Comment 156 for bug 1690085

Revision history for this message
In , spartacus06 (spartacus06-linux-kernel-bugs) wrote :

Doing some code investigation

http://elixir.free-electrons.com/linux/v4.13.12/source/kernel/smp.c#L401

The two RIP addresses in my 3 dmesg logs go here

smp_call_function_many
csd_lock_wait
smp_cond_load_acquire
cpu_relax (called in loop from smp_cond_load_acquire)
rep_nop
asm volatile("rep; nop" ::: "memory") <-- smp_call_function_many+0x248

smp_call_function_many
csd_lock_wait
smp_cond_load_acquire
READ_ONCE(x) (called in loop from smp_cond_load_acquire)
__READ_ONCE(x, 1)
__read_once_size
__READ_ONCE_SIZE <-- smp_call_function_many+0x24a

Both are within the tight loop in smp_cond_load_acquire waiting on the per-cpu csd locks

Basically, smp_call_function_many() executes a function on each cpu via IPI.
When wait=true, it runs synchronously, with the cpu that runs smp_call_function_many() waiting for each of the other cpus to report they have run the function as indicated by releasing their per-cpu csd lock.

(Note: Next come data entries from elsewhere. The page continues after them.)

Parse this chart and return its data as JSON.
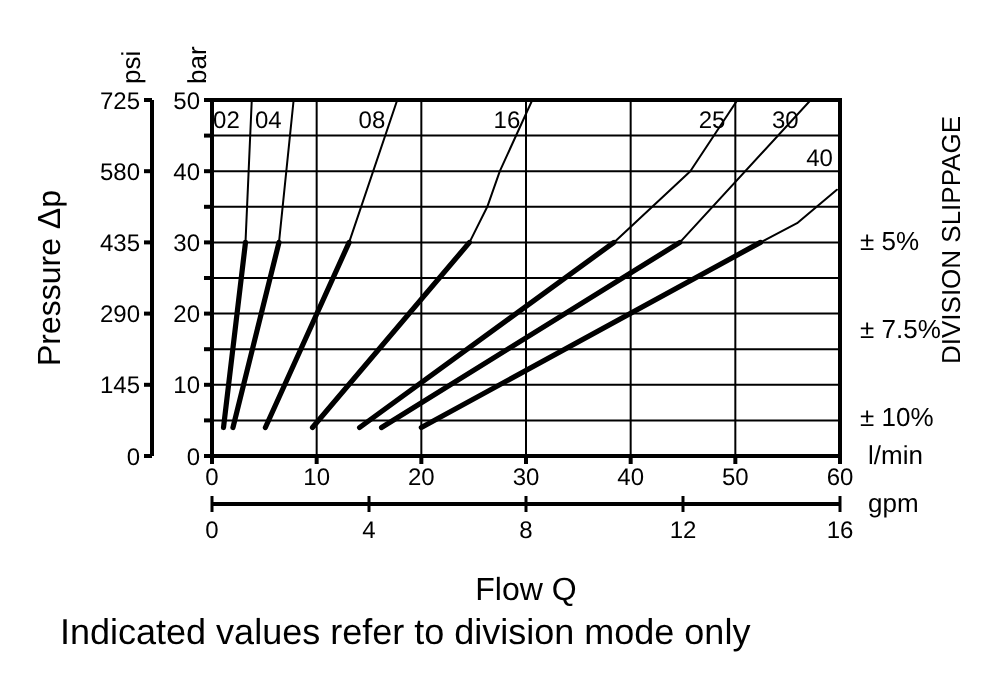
{
  "chart_data": {
    "type": "line",
    "xlabel": "Flow Q",
    "ylabel": "bar",
    "y2label": "psi",
    "xlim": [
      0,
      60
    ],
    "xticks": [
      0,
      10,
      20,
      30,
      40,
      50,
      60
    ],
    "x2lim": [
      0,
      16
    ],
    "x2ticks": [
      0,
      4,
      8,
      12,
      16
    ],
    "ylim": [
      0,
      50
    ],
    "yticks": [
      0,
      {
        "value": 5,
        "label": null
      },
      10,
      {
        "value": 15,
        "label": null
      },
      20,
      {
        "value": 25,
        "label": null
      },
      30,
      {
        "value": 35,
        "label": null
      },
      40,
      {
        "value": 45,
        "label": null
      },
      50
    ],
    "y2lim": [
      0,
      725
    ],
    "y2ticks": [
      0,
      145,
      290,
      435,
      580,
      725
    ],
    "grid": true,
    "marker": "none",
    "line_style": "solid",
    "series": [
      {
        "color": "#000000",
        "x": [
          1.1,
          3.2
        ],
        "values": [
          4,
          30
        ]
      },
      {
        "name": "02",
        "color": "#000000",
        "x": [
          3.2,
          3.8
        ],
        "values": [
          30,
          50
        ]
      },
      {
        "color": "#000000",
        "x": [
          2,
          6.4
        ],
        "values": [
          4,
          30
        ]
      },
      {
        "name": "04",
        "color": "#000000",
        "x": [
          6.4,
          7.8
        ],
        "values": [
          30,
          50
        ]
      },
      {
        "color": "#000000",
        "x": [
          5.1,
          13.1
        ],
        "values": [
          4,
          30
        ]
      },
      {
        "name": "08",
        "color": "#000000",
        "x": [
          13.1,
          17.7
        ],
        "values": [
          30,
          50
        ]
      },
      {
        "color": "#000000",
        "x": [
          9.6,
          24.6
        ],
        "values": [
          4,
          30
        ]
      },
      {
        "name": "16",
        "color": "#000000",
        "x": [
          24.6,
          26.3,
          27.5,
          30.6
        ],
        "values": [
          30,
          35,
          40,
          50
        ]
      },
      {
        "color": "#000000",
        "x": [
          14.1,
          38.4
        ],
        "values": [
          4,
          30
        ]
      },
      {
        "name": "25",
        "color": "#000000",
        "x": [
          38.4,
          45.7,
          50.2
        ],
        "values": [
          30,
          40,
          50
        ]
      },
      {
        "color": "#000000",
        "x": [
          16.2,
          44.7
        ],
        "values": [
          4,
          30
        ]
      },
      {
        "name": "30",
        "color": "#000000",
        "x": [
          44.7,
          57.2
        ],
        "values": [
          30,
          50
        ]
      },
      {
        "color": "#000000",
        "x": [
          20,
          52.4
        ],
        "values": [
          4,
          30
        ]
      },
      {
        "name": "40",
        "color": "#000000",
        "x": [
          52.4,
          55.9,
          59.7
        ],
        "values": [
          30,
          32.7,
          37.4
        ]
      }
    ],
    "annotations": [
      "Pressure Δp",
      "l/min",
      "gpm",
      "DIVISION SLIPPAGE",
      "± 5%",
      "± 7.5%",
      "± 10%",
      "Indicated values refer to division mode only"
    ]
  }
}
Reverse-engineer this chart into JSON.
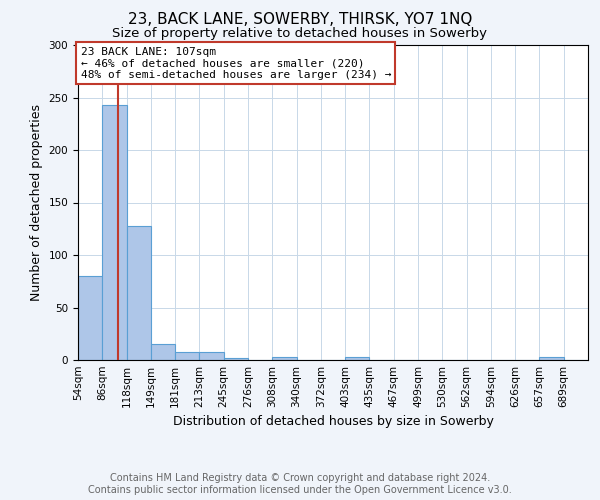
{
  "title": "23, BACK LANE, SOWERBY, THIRSK, YO7 1NQ",
  "subtitle": "Size of property relative to detached houses in Sowerby",
  "xlabel": "Distribution of detached houses by size in Sowerby",
  "ylabel": "Number of detached properties",
  "footer1": "Contains HM Land Registry data © Crown copyright and database right 2024.",
  "footer2": "Contains public sector information licensed under the Open Government Licence v3.0.",
  "bin_labels": [
    "54sqm",
    "86sqm",
    "118sqm",
    "149sqm",
    "181sqm",
    "213sqm",
    "245sqm",
    "276sqm",
    "308sqm",
    "340sqm",
    "372sqm",
    "403sqm",
    "435sqm",
    "467sqm",
    "499sqm",
    "530sqm",
    "562sqm",
    "594sqm",
    "626sqm",
    "657sqm",
    "689sqm"
  ],
  "bar_heights": [
    80,
    243,
    128,
    15,
    8,
    8,
    2,
    0,
    3,
    0,
    0,
    3,
    0,
    0,
    0,
    0,
    0,
    0,
    0,
    3,
    0
  ],
  "bar_color": "#aec6e8",
  "bar_edge_color": "#5a9fd4",
  "property_size_bin": 1.65,
  "vline_color": "#c0392b",
  "annotation_text": "23 BACK LANE: 107sqm\n← 46% of detached houses are smaller (220)\n48% of semi-detached houses are larger (234) →",
  "annotation_box_color": "#c0392b",
  "ylim": [
    0,
    300
  ],
  "yticks": [
    0,
    50,
    100,
    150,
    200,
    250,
    300
  ],
  "bg_color": "#f0f4fa",
  "plot_bg_color": "#ffffff",
  "title_fontsize": 11,
  "subtitle_fontsize": 9.5,
  "axis_label_fontsize": 9,
  "tick_fontsize": 7.5,
  "footer_fontsize": 7,
  "annotation_fontsize": 8
}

The CSD_FLAG_SYNCHRONOUS flag determines the order of the func and unlock in flush_smp_call_function_queue()

http://elixir.free-electrons.com/linux/v4.13.11/source/kernel/smp.c#L242

This leads me to believe the issue here deals with IPIs being dropped and thus the CPU calling smp_call_function_many() deadlocks waiting on a cpu that has dropped the IPI and therefore will not unlock the csd lock.